Trust the USPS With The Next Election?
I’m playing postman, I thought a couple of weeks ago as I delivered mail to four of my neighbors.
That was the day that every single envelope in my mailbox was addressed to someone else. It was a record. Usually there are no more than one or two wayward envelopes.
Our regular mail carrier was on vacation, I learned, as if that excuses such incompetence.
But where’s MY mail, I wondered later when no one brought so much as one of those ubiquitous Bed, Bath and Beyond coupons.
Everyone has at least one postal horror story. Here’s another one of mine:
Several years ago my niece in Greensboro, NC had a baby. It was our family’s first grandchild and much excitement ensued. I found a beautiful blanket for that cherub, wrapped it, addressed it and sent it Priority Mail. You know, so it would arrive promptly.
The distance between Virginia Beach and Greensboro is 253 miles. A trip I can make in 4 1/2 hours.
The package was mailed on March 25. It arrived on July 11.
Don’t take my word for it. Here’s the column I wrote at the time.
I’m not going to beat up on the US Postal Service today. Not excessively, anyway. That quasi-governmental agency has enough problems. But it’s worth noting that the service lost $8.8 billion last year and is in deep trouble this year, as it prepares to close post offices and raise rates to try to stop the hemorrhaging.
In April, Politico had a comprehensive piece outlining the constellation of troubles plaguing the one service Americans relied upon during the early days of the pandemic. Congress created a thorny problem when it mandated a retirement health program for former USPS employees that’s bankrupting the service.
Neither political party seems particularly interested in fixing the USPS.
Yet every single one of us who has gotten misdelivered mail - which I venture to say is 100% of Americans - or who has witnessed extraordinary delays and lost letters should gulp when politicians start yapping about turning over the next election to this dysfunctional agency.
If that isn’t bad enough, cast your eyes north to New York where two June 23rd congressional primary races were undecided until yesterday, largely because the postal service was swamped with ballots.
In a New York Times piece headlined “Why the Botched NYC Primary Has Become The November Nightmare: Nearly six weeks later, two congressional races remain undecided, and officials are trading blame over the mishandling of tens of thousands of mail-in ballots,” the paper showed how easily the postal service can be paralyzed by an influx of ballots.
“This election is a canary in the coal mine,” said Suraj Patel, a Democrat running for Congress in a district that includes parts of Manhattan, Brooklyn and Queens, who has filed a federal lawsuit over the primary.
Mr.
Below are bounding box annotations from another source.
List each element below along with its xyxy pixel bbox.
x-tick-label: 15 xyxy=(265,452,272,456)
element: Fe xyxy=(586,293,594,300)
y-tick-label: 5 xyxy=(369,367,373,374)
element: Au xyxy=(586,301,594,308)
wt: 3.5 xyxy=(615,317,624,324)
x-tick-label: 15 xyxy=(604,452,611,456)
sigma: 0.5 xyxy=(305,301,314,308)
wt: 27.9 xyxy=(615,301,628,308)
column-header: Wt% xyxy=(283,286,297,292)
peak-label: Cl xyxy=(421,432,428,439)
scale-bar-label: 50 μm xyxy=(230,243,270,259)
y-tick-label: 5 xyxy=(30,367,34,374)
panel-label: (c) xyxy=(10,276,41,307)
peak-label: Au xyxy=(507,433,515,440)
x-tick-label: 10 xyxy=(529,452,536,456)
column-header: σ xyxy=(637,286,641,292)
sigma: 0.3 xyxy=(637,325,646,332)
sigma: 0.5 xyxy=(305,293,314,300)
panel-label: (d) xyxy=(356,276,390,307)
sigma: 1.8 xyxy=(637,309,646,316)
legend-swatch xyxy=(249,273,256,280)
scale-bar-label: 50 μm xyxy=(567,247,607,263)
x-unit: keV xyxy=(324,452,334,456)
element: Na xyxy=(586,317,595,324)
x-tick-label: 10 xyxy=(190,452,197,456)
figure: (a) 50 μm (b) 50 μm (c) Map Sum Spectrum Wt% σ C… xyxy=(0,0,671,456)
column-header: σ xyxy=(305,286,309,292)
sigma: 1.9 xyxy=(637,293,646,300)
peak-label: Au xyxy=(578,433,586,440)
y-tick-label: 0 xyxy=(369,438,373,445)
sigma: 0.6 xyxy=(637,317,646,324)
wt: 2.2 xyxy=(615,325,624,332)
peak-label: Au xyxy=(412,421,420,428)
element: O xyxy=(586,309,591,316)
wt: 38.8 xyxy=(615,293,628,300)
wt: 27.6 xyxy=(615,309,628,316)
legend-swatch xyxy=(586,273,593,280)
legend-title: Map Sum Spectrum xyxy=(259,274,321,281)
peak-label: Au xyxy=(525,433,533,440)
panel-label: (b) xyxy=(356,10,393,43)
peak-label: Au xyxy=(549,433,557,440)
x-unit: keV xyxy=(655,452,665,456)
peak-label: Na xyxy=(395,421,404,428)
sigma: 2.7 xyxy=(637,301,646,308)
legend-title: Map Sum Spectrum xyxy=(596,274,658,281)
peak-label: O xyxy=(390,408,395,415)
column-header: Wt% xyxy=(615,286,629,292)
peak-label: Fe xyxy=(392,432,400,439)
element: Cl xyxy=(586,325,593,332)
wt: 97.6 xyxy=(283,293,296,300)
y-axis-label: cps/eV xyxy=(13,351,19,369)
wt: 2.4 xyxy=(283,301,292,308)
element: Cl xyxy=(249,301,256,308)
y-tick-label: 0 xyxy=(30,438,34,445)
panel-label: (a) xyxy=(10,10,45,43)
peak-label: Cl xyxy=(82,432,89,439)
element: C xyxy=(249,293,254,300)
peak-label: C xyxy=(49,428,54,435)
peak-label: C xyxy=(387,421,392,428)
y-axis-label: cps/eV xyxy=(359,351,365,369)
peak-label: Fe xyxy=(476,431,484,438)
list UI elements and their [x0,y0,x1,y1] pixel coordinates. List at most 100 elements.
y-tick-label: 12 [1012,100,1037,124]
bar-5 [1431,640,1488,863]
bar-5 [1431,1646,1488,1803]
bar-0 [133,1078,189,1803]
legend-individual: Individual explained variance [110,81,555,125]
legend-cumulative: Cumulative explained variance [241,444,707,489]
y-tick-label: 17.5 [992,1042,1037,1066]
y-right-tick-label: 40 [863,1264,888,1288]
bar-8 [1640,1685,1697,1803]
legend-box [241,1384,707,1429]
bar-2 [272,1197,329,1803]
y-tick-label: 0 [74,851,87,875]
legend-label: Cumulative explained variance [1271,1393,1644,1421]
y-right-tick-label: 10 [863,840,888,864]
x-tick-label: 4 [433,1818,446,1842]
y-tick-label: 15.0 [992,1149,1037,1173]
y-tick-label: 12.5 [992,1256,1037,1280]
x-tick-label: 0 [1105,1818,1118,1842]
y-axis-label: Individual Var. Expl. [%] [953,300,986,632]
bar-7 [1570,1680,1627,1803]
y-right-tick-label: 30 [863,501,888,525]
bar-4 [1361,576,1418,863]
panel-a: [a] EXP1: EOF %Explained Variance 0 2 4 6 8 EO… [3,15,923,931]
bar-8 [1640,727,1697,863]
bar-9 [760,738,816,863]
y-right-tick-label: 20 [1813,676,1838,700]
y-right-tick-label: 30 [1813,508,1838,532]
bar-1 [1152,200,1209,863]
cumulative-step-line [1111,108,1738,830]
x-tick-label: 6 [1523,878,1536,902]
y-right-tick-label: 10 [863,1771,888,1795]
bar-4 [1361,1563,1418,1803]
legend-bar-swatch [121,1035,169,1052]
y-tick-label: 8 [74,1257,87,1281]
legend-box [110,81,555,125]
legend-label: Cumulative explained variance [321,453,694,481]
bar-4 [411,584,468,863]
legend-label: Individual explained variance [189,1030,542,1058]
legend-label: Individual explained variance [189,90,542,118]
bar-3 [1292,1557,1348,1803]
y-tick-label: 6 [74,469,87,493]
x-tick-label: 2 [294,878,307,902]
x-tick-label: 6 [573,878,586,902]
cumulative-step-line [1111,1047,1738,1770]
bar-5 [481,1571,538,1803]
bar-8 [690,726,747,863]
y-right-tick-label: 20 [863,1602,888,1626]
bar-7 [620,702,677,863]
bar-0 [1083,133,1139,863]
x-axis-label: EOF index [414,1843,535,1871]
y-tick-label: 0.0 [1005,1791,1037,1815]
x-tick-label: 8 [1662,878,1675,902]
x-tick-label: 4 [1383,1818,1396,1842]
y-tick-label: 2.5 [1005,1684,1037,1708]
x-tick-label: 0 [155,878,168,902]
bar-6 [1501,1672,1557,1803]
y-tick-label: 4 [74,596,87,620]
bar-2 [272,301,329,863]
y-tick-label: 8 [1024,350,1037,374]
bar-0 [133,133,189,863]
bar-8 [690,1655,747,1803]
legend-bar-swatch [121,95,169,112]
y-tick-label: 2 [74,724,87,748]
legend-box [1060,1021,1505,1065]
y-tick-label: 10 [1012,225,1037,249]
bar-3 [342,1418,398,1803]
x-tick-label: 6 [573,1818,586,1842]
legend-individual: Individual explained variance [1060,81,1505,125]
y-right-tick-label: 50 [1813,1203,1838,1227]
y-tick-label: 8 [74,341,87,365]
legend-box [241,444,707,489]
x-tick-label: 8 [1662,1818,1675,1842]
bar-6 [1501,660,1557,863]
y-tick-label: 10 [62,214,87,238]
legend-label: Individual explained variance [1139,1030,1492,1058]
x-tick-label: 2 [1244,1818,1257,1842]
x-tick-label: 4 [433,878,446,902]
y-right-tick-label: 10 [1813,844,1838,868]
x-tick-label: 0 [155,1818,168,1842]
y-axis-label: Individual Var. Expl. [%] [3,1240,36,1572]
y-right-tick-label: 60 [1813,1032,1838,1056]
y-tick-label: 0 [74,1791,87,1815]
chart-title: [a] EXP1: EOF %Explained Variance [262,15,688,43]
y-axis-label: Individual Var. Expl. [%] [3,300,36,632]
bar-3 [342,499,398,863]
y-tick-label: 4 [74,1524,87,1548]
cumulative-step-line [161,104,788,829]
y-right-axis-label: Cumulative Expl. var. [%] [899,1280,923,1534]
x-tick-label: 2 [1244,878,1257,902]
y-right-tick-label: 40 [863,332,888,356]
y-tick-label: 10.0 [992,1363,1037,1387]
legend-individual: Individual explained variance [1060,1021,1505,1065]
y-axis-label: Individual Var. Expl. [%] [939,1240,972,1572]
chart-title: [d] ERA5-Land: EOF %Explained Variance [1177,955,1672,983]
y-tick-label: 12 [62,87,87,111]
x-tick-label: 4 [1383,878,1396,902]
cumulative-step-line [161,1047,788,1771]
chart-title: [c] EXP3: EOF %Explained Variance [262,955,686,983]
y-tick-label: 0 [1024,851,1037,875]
Patel trails the incumbent, Representative Carolyn B. Maloney, by some 3,700 votes, though more than 12,000 ballots have been disqualified, including about 1,200 that were missing postmarks, he said.
Missing postmarks, disqualified ballots and an overwhelmed postal service during a PRIMARY ought to give all of us pause. Imagine what would happen during a presidential election conducted by mail.
This NYC canary died, yet some are still suggesting universal mail-in balloting to help voters who bravely enter supermarkets and Home Depot but have a crippling fear of contracting Covid-19 at their polling places.
Those who suggest that mail-in voting is the only alternative to in-person balloting lack imagination. There are a multitude of measures states can take NOW to get ready for November.
Double the number of polling places, for instance. Allow drive-up voting at suburban precincts.
There’s always good old-fashioned absentee ballots, which must be requested so they’re rarely mailed to dead people, unlike universal mail-in balloting where everyone on the rolls gets a vote.
Even if they’re residing in a cemetery.